Entré justito cuando los equipos se formaban para cantar los himnos. Me estaba sentando cuando sonó el celular, atendí y escuché la voz de Andrés, que en vivo desde Bahía Blanca me gritaba el aguante a Los Pumas. Carajo.
En 10 metros a la redonda no había un solo argentino, lo que le confirió a mi alarido O juremos con gloria morir un toque atolondrado, otro chavesco del ocho, uno más conmovedor por visceral.
En una de mis tantas puteadas por tanto error de manejo, por tanto line entregado, por tanta ventaja contra un equipo que te las cobra todas, miré hacia la derecha. ¿Viste cuando paneás aleatoriamente y de golpe volvés la vista a un punto que ya pasaste porque reconociste algo? Así, tal cual. A la altura de mi butaca, a unas filas de distancia, parado, ya disfónico, agarrándose la cabeza, estaba Bernardo Stortoni, el Puma bahiense que quedó fuera de la selección en el último corte.
El segundo tiempo lo sufrí con Bere: vibrando con el descuento rápido de Manuel Contepomi, lamentando que poco después Nani Corleto se cortara solo en un penal que re-daba para patear y seguir podando la diferencia, queriendo que nos tragara la tierra cuando el intragable Bryan Habana volaba otra vez de cabeza al try asesino.
Al despedirnos, la promesa de que en cuanto pueda me voy a dar una vuelta por Escocia para verlo jugar y conocer Glasgow y Edimburgo.

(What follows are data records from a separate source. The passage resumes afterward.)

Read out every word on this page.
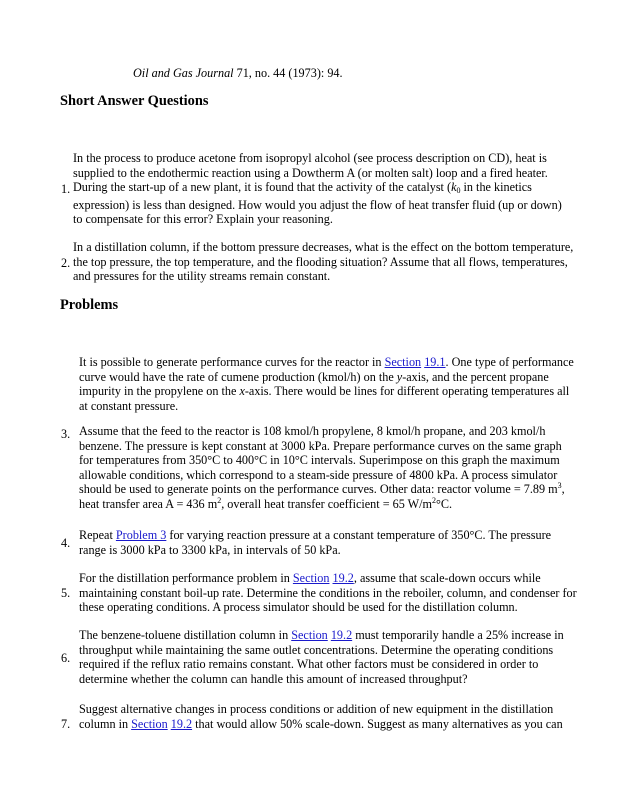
Oil and Gas Journal 71, no. 44 (1973): 94.
Short Answer Questions
1.
In the process to produce acetone from isopropyl alcohol (see process description on CD), heat is
supplied to the endothermic reaction using a Dowtherm A (or molten salt) loop and a fired heater.
During the start-up of a new plant, it is found that the activity of the catalyst ($k_0$ in the kinetics
expression) is less than designed. How would you adjust the flow of heat transfer fluid (up or down)
to compensate for this error? Explain your reasoning.
2.
In a distillation column, if the bottom pressure decreases, what is the effect on the bottom temperature,
the top pressure, the top temperature, and the flooding situation? Assume that all flows, temperatures,
and pressures for the utility streams remain constant.
Problems
It is possible to generate performance curves for the reactor in Section 19.1. One type of performance
curve would have the rate of cumene production (kmol/h) on the y-axis, and the percent propane
impurity in the propylene on the x-axis. There would be lines for different operating temperatures all
at constant pressure.
3. Assume that the feed to the reactor is 108 kmol/h propylene, 8 kmol/h propane, and 203 kmol/h
benzene. The pressure is kept constant at 3000 kPa. Prepare performance curves on the same graph
for temperatures from 350°C to 400°C in 10°C intervals. Superimpose on this graph the maximum
allowable conditions, which correspond to a steam-side pressure of 4800 kPa. A process simulator
should be used to generate points on the performance curves. Other data: reactor volume = 7.89 $m^3$,
heat transfer area A = 436 $m^2$, overall heat transfer coefficient = 65 $W/m^2^\circ C$.
4.
Repeat Problem 3 for varying reaction pressure at a constant temperature of 350°C. The pressure
range is 3000 kPa to 3300 kPa, in intervals of 50 kPa.
5.
For the distillation performance problem in Section 19.2, assume that scale-down occurs while
maintaining constant boil-up rate. Determine the conditions in the reboiler, column, and condenser for
these operating conditions. A process simulator should be used for the distillation column.
6.
The benzene-toluene distillation column in Section 19.2 must temporarily handle a 25% increase in
throughput while maintaining the same outlet concentrations. Determine the operating conditions
required if the reflux ratio remains constant. What other factors must be considered in order to
determine whether the column can handle this amount of increased throughput?
7.
Suggest alternative changes in process conditions or addition of new equipment in the distillation
column in Section 19.2 that would allow 50% scale-down. Suggest as many alternatives as you can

Sólo me voy a dedicar a enumerar lo que fue el regreso, porque si doy detalles me canso y amargo de nuevo: tres horas de auto hasta Calais (charla deliciosa con Leo, así que todo bien), un par de espera hasta que a las 4 salió el tren, una más hasta Folkestone, otras dos de manejo hasta la estación del ferrocarril que va a Londres (estas las torré), media horita en el andén, una entera hasta la capital, subte hasta lo de Nico, caminata hasta Marble Arch, casi tres horas de micro hasta Oxford.
Ah, pero la siesta que pegué fue algo descomunal.